If he were alive today, King would sadly find that his words of half a century ago ring as true as ever in the United States of today. “We are already at war with and among ourselves,” he said in 1967:

“Affluent Americans are locked into suburbs of physical comfort and mental insecurity; poor Americans are locked inside ghettoes of material privation and spiritual debilitation; and all of us can almost feel the presence of a kind of social insanity which could lead to national ruin.”

King would surely have condemned now, as he did then, “a nation [that] gorged on money while millions of its citizens are denied a good education, adequate health services, decent housing, meaningful employment and even respect” where poor people “are then told to be responsible.” In this day of trillion dollar “defense” budgets and never-ending war, King would surely continue to warn that “a nation that continues year after year to spend more money on military defense than on programs of social uplift is approaching spiritual death.” He would still call the United States, which has killed more than a million men, women and children in half a dozen mostly Muslim nations this century, “the greatest purveyor of violence in the world today.” He no doubt would also remain a committed pacifist who would urge us, as he did in 1968, “to understand the arguments of those who are called ‘enemy’” and, for the young men and women of America to refuse to fight a war against poor dark-skinned people on the other side of the world.

If MLK were alive today — he would be in his late 80s —  he would also surely march against police brutality and mass incarceration with Black Lives Matter, take a knee with Colin Kaepernick, decry bigoted Muslim bans and border walls, continue advocating for democratic socialist principles like universal basic income and, without a doubt, be one of the nation’s most outspoken voices against Trumpism.
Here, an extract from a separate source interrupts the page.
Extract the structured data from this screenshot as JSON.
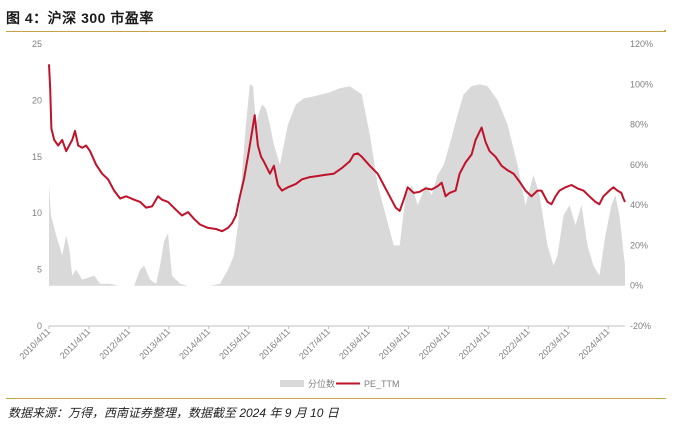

He would let it be known in no uncertain terms that there aren’t “two sides” to racist violence, that “very fine people” don’t march in white supremacist rallies and that there are no “shithole countries,” only countries whose development has been thwarted by past and present foreign capitalist domination, oppression and exploitation.

If he were alive today, there’s a very good chance the national security state would still surveil and sabotage King — he’d very likely be branded by Trump a “black identity extremist,” or maybe even a domestic terrorist.” However, most Americans today revere or at least respect King as one of the greatest Americans who ever lived. That’s great, but it wasn’t always that way. Two years before he was gunned down in Memphis, King — already a Nobel laureate and by far the most famous US civil rights figure — was viewed unfavorably by a solid majority of white Americans, according to a Gallup poll at the time. That same year, a Harris survey revealed that fully 85 percent of white respondents believed civil rights demonstrations were harming the civil rights cause.

The whitewashing of King’s life and legacy increases with each year that passes since his death. Today, Republicans and others have hijacked MLK in their attempts to sell everything from wars of aggression to gun rights to immigrant bans to school privatization and even voter ID laws aimed at reversing the civil rights gains fought and won with the blood and lives of activists including King himself.

To those who know what King really stood for, this gross distortion is glaringly obvious, even laughable. But for countless millions of Americans, deprived as they are of an adequate (or even any) historical education, it is something far more insidious. It is both a deliberate, even Orwellian, effort to both hijack the MLK “brand” for self-serving ends, as well as an attempt to avoid the truth that 50 years after King’s assassination, “the giant triplets of racism, extreme materialism, and militarism” are as “incapable of being conquered” as they were half a century ago.